Aboard a tanker in the Pacific.

Moments of Anger, Moments of Fear

There were times during his expedition to every country in the world when Hughes was reasonably frightened about what he experienced. He says he was put in jail a few times in Africa—including once when he was traveling to the Cape Verde Islands, located to the west of the continent. He encountered 10 fishermen from Senegal and asked if they could help him get to his next destination via their 40-foot boat, Hughes says.

But their journey in Atlantic Ocean waters abruptly ended when they were all accused of “people smuggling,” Hughes says, and detained on the Cape Verde Islands due to a gap in communication about Hughes’ reasons for entering the country. The 11 of them were crowded in a tiny cell that could have been designed for a single occupant and had to sleep on the concrete floor. Six days later, the case was put before a judge, who let them go.

What was even scarier, Hughes says, was a few months later in Congo. Hughes says it was unclear why he was arrested—he hadn’t broken any laws, and his visa and other paperwork were all intact. Yet for some reason or another, he spent another six days sitting in a jail cell by himself—shirtless without pants, shoes, socks, or his glasses. While he was frightened to a certain degree, Hughes says he was angry more than anything else. Eventually, he was released after the British Embassy in the Democratic Republic of Congo intervened. His friends had gotten in touch with the British Embassy in Kinshasa on Hughes’ behalf after he tweeted for help using his cell phone, which hadn’t been confiscated by the police.

“Looking back, I think I should have been more scared at the time; that was a very scary situation,” he says. “I don’t think in the moment you think that way.”

This story illustrated how even in situations where the outcomes seemed uncertain, Hughes had loads of support from those who cared about him most. In his book, he thanks a long list of individuals—everybody from his parents and brothers to those who helped him during the expedition itself to the teams involved in the creation of his book and TV show.
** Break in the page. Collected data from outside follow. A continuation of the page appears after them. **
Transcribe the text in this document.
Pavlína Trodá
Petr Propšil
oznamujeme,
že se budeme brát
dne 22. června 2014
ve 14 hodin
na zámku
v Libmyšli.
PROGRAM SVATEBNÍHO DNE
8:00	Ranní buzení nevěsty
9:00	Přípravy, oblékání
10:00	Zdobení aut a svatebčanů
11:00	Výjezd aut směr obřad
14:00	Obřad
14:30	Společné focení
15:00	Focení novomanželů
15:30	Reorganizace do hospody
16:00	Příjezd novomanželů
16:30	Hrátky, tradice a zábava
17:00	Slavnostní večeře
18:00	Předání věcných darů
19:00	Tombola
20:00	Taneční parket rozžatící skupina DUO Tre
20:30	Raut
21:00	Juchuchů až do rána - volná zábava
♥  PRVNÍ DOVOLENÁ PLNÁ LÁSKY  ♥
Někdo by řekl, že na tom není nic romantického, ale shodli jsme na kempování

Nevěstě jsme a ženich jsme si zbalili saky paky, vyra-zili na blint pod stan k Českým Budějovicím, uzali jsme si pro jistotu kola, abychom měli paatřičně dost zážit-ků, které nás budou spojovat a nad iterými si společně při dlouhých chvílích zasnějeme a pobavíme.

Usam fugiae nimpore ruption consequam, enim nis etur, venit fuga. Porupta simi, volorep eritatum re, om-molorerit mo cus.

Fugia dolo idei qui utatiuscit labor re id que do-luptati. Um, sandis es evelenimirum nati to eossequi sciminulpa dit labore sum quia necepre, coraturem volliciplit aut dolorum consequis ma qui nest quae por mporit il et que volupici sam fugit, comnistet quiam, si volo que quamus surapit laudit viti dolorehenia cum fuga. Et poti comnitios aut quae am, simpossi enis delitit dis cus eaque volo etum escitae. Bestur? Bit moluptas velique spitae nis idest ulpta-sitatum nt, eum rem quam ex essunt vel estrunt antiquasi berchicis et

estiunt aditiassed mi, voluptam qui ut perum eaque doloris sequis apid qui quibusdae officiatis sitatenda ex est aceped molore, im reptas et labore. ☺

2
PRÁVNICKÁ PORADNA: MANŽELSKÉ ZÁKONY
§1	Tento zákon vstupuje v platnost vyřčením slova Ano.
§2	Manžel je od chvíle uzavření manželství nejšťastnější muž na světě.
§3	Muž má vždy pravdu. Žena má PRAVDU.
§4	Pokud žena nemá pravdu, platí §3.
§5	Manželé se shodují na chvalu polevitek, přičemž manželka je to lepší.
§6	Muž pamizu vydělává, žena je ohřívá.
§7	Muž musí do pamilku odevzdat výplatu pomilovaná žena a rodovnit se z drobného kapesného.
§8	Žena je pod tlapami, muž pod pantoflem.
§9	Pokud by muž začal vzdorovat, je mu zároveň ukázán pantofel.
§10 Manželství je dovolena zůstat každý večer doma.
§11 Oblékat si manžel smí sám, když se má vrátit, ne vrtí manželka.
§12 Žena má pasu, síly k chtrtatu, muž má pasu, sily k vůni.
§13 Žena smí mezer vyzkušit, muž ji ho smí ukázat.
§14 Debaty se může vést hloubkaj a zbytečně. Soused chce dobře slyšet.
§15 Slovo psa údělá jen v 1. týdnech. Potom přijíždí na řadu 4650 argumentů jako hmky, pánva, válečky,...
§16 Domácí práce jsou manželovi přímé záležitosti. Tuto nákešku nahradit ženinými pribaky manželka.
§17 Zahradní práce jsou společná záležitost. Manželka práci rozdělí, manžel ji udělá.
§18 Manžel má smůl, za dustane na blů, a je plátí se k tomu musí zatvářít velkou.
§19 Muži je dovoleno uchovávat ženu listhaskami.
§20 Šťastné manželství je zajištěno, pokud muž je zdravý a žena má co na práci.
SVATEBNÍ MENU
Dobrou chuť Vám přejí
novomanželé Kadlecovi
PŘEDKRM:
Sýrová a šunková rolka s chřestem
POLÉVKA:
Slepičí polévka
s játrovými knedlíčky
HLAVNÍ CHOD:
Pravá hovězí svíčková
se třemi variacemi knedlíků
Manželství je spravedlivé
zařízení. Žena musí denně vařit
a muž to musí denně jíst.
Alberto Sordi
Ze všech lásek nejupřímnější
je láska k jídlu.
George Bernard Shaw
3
A more lighthearted “capture” in Vanuatu.

The Goodness of Humanity

In some cases, Hughes was surprised at the kind-heartedness of the folks he encountered. On a bus in Iran, traveling alone, he sat behind a Persian grandmother, likely in her 80s. She was speaking Farsi on her cell phone when she suddenly handed it to Hughes. Speaking on the other end was the elderly woman’s grandson, an English teacher in Iran. He told Hughes that his grandmother was concerned about him. The bus was scheduled to arrive very early—around 5 a.m.—and she feared Hughes would have nowhere to go and no one to make him breakfast, the grandson told him. The elderly woman wanted to ensure that Hughes was well fed. Hughes accepted her invitation.

“It was one of those moments where you just think, actually, the vast majority of people on this planet are all right. They really are,” he says, adding that “you really can’t judge people by their governments.” Hughes says he essentially wasn’t really treated with hostility anywhere; he didn’t get into fights, and he had nothing stolen from him. “I didn’t even get ill for the whole four years of the journey. So either I’m the luckiest person in the world, or the world’s not quite as bad as it’s often made out,” he says.

In West Papua.

Hughes says it’s difficult to say which country he visited is his favorite—after all, he did visit more than 200, based on how he counted. Along his journey, Hughes stayed with locals in completely unfamiliar places and witnessed aspects of cultures he didn’t expect. Of all the countries he went to, his most valuable lesson came from Iran, one of his favorite countries, which he described as hospitable, beautiful, and “surprisingly friendly.” The inquisitive, selfless nature of those he encountered there, he says, led him to pick up a mantra that sticks with him to this day: “Always be good to strangers,” Hughes says, “because one day you might be a stranger. And I think that’s a wonderful sort of philosophy in life.”

“Now,” Hughes recalls, “when I meet people from other places and other cultures and things like that, I’m a lot more open to wanting to hang out with them and find out where they’re from and what their life’s about, and what their dreams and aspirations are, than I was before I left.”